Researchers and industry can refer to the map, which was published today in Advanced Materials, as a master guide in the selection of organic thin-film materials for fabricating organic optoelectronics.
As an example, OLEDs, the lighting technology that’s behind curved televisions and high-end smartphone displays, typically consist of a stack of several organic thin-films sandwiched between inorganic electrodes. The materials chosen as the organic thin-films contribute majorly to the device’s overall performance.
PhD candidate Yiying Li explains that while there are many factors that must be considered when designing such devices, the energy level alignment between thin-films deserves major attention. “When designing OLEDs or OPVs, one of the most important parameters is the energy level alignment at the interface of two different types of organic thin-films,” Li says. “The goal is to minimize the energy barrier at this interface to increase device efficiency.”
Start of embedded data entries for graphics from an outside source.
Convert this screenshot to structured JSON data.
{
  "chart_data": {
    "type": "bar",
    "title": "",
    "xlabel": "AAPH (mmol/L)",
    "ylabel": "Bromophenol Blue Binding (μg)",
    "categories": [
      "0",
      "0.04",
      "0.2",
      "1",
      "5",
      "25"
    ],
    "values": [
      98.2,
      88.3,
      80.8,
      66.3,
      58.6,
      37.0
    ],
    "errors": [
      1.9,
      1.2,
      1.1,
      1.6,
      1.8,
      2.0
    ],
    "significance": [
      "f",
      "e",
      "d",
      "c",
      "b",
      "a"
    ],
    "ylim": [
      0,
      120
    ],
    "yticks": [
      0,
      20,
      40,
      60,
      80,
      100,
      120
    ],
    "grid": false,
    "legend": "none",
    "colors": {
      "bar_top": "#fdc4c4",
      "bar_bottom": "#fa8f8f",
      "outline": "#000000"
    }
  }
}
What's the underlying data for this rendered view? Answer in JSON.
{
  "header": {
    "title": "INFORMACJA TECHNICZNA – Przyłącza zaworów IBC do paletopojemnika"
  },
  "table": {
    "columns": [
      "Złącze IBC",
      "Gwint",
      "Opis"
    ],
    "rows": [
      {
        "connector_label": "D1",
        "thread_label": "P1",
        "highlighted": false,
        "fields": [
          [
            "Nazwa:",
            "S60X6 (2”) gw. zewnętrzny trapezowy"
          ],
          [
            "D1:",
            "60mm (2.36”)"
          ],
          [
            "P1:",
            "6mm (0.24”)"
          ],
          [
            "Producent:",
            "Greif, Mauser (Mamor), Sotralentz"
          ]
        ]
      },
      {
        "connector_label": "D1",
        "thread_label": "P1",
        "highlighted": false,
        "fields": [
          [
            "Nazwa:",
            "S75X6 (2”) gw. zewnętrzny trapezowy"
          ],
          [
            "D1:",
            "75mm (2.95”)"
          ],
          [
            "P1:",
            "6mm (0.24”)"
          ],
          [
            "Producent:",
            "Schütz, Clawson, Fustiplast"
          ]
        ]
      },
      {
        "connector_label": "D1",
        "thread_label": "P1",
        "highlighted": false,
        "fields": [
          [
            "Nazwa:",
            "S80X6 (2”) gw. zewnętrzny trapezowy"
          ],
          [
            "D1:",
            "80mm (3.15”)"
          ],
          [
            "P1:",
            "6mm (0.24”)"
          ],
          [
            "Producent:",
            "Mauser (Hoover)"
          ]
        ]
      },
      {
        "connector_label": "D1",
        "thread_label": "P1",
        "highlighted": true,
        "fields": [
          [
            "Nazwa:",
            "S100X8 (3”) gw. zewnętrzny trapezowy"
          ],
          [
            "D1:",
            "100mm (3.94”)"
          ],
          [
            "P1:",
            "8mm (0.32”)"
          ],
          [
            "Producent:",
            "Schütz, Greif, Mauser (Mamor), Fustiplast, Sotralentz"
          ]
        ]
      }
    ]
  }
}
This molecular energy level alignment dictates how much power is required to move charges across molecules at the organic thin-film interface and the energy conversion efficiency of these charges to emit light.
The team conducted extensive research on several dozens of organic thin-film stacks and constructed energy level diagrams with data collected from ultraviolet photoemission spectroscopy.
“Right now, the community assumes a vacuum level alignment,” explains Li. “So basically, when the two thin-films are in contact with each other we assume there are no interactions happening at the interface. We found that this is not always the case — there may be interactions like charge transfer and other things happening.” These interactions revealed a general scientific principle that governs the molecular interface energy levels.
When asked why the optoelectronics community hasn’t already created a guide that seems so fundamental to organic device design, Professor Zheng-Hong Lu explains that many researchers have reported on certain combinations of thin-films, but have not sampled data to this scope.
“For example, researchers have studied single trees in a forest”, says Professor Lu. “We’ve looked at many different trees to tell the story of the entire forest.”
“This master map will help the community tremendously,” Professor Lu explains. “It will accelerate the development of new technologies so we can engineer the next generation of high performance devices.”
This work is a major milestone built on Professor Lu’s previous discovery of a universal energy alignment of molecules on metal oxides.